Neef: “Ik vind wel dat er op nationaal niveau weinig voortouw genomen wordt. Wetten op dit gebied moeten echt uit Europa komen; dat hebben we met de GDPR ook gezien.” Dunk: “Ik denk dat het wel goed is dat er wetgeving op dit gebied aankomt. Zonder dat zullen met name de grote partijen, die over heel veel data beschikken, daar zeker misbruik van kunnen maken. En de duidelijkheid over wat er wel en niet mag zal de daadwerkelijke inzet van AI naar mijn idee alleen maar versnellen.”

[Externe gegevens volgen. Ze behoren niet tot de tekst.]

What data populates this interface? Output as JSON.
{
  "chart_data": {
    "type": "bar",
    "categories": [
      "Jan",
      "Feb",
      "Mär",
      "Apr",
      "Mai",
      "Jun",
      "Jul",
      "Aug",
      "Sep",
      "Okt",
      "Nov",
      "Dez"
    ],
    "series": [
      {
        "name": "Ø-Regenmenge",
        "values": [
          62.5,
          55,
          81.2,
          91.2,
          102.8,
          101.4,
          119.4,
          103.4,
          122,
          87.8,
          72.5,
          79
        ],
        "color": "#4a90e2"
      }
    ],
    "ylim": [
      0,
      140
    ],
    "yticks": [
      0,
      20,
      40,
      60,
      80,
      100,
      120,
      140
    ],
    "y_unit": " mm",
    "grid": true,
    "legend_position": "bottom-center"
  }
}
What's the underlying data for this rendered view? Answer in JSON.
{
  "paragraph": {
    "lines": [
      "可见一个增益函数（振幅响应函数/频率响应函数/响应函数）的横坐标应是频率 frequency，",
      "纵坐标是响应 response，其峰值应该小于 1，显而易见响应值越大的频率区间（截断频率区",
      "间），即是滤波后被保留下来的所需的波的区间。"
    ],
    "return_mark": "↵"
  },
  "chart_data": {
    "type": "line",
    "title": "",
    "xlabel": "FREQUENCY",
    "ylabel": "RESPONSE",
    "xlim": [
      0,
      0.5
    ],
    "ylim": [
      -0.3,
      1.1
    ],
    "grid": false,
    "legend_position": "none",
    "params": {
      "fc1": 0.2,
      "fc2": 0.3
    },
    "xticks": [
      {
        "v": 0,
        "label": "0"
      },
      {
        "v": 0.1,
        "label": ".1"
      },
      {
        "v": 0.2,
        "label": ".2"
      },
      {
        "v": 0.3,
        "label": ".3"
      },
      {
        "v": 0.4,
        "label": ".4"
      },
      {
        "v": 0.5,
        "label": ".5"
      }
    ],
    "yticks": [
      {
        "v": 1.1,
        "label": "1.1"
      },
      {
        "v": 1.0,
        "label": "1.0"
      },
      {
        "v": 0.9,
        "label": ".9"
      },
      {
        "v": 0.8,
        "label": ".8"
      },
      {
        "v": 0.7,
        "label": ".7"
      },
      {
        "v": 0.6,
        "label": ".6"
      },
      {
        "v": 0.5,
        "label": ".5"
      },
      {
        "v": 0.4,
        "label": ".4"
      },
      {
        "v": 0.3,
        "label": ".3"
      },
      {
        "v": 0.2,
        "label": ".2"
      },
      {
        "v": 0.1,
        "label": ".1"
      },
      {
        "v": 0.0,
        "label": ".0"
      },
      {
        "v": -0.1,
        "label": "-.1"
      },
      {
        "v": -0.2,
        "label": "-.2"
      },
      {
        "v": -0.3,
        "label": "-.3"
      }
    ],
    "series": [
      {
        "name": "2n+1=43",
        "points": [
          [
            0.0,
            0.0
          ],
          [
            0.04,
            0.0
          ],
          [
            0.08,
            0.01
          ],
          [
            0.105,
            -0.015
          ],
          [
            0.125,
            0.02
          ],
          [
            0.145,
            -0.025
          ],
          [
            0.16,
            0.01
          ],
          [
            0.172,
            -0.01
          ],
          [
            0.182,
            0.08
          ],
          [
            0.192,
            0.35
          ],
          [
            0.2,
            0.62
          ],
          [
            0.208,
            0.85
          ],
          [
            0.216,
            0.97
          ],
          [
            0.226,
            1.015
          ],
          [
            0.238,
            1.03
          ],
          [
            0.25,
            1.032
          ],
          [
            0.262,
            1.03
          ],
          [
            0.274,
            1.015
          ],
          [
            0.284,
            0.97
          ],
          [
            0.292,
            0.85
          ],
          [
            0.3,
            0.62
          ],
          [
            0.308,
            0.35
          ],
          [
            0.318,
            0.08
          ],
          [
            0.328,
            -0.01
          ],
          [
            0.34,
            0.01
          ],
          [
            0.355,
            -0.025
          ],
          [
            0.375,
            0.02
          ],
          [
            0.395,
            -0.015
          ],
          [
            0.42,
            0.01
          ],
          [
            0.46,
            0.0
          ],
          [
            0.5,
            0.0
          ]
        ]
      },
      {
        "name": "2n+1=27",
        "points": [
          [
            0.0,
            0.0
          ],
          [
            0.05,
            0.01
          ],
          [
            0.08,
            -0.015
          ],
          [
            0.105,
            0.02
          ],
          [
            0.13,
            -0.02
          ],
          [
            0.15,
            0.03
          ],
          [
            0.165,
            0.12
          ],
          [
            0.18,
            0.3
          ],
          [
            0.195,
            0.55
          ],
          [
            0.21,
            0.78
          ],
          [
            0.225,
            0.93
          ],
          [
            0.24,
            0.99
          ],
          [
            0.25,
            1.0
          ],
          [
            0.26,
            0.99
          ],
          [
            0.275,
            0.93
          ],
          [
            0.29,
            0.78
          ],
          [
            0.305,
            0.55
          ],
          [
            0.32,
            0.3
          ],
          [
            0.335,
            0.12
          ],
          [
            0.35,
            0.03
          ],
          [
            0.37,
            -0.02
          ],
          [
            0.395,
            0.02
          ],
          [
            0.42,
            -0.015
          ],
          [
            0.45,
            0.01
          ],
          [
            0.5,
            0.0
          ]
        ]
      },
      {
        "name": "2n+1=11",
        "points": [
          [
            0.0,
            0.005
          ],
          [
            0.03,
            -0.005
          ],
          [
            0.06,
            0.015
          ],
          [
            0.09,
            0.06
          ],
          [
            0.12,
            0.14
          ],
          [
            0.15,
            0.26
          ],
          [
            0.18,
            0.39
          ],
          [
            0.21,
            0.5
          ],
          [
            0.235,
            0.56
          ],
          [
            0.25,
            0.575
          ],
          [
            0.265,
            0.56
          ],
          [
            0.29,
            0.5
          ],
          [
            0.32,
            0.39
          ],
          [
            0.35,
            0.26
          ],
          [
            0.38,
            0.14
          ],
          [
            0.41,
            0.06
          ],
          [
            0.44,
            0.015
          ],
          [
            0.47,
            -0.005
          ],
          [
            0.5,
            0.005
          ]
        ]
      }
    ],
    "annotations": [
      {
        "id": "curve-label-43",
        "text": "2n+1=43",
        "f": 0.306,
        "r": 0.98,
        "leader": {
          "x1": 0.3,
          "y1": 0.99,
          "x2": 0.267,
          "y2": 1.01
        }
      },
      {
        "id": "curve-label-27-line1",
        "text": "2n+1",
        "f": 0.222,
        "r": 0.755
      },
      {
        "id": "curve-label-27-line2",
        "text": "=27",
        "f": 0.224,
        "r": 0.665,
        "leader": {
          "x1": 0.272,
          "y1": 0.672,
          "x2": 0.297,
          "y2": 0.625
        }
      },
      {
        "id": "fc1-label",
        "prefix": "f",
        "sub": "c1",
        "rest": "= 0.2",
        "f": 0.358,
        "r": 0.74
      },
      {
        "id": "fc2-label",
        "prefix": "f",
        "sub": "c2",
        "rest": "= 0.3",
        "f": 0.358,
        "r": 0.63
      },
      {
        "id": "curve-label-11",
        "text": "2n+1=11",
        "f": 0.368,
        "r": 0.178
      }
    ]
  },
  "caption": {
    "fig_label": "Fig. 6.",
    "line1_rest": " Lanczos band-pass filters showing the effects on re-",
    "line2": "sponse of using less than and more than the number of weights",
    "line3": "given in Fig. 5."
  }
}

Neef: “Het blijft natuurlijk een kip-ei-verhaal. Wanneer je als business-leader niet goed weet wat er allemaal mogelijk is met nieuwe technologieën, dan stel je de vraag ook niet. Maar als een IT-er alleen maar bezig is met wat er kan, dan haakt de business nooit aan en blijft het spielerei. Pas wanneer de inzet van AI meer een commodity geworden is, zul je zien dat de business er op grote schaal naar gaat vragen. Het is nu nog voor te veel mensen een ver-van-mijn-bed-show.” “Op zich is dat natuurlijk ook niet nieuw”, zegt Dunk. “Bij de eerdere introductie van nieuwe technologieën is het precies zo gegaan.”

Data
“AI-tools hebben data nodig. Veel data. Die moet dus op orde zijn. De AI-tools moeten namelijk ook kunnen leren. Een chatbot wordt vaak in eerste instantie gelanceerd als een eenvoudig beslisboompje dat doorlopen moet worden, maar door de bot te laten leren van de gegeven antwoorden, kan hij steeds slimmer worden. Dat proces kost tijd – meestal minimaal een jaar – en er is heel veel data voor nodig. Bedrijven onderschatten dat vaak. Maar keer op keer blijkt dat het op orde brengen van de beschikbare data een heel belangrijke eerste stap is bij de inzet van AI. “

“Een tweede belangrijke stap is het creëren van ruimte voor innovatie. Vaak helpt het om een aparte innovatie-afdeling in het leven te roepen en daar mensen voor vrij te maken. Zij kunnen zich dan richten op het definiëren van een visie en – heel belangrijk – kijken naar wat anderen op dit gebied al gedaan hebben. En tenslotte is training belangrijk. Op meerdere niveaus moeten medewerkers doordrongen zijn van de mogelijkheden en voordelen van de inzet van nieuwe technologieën.”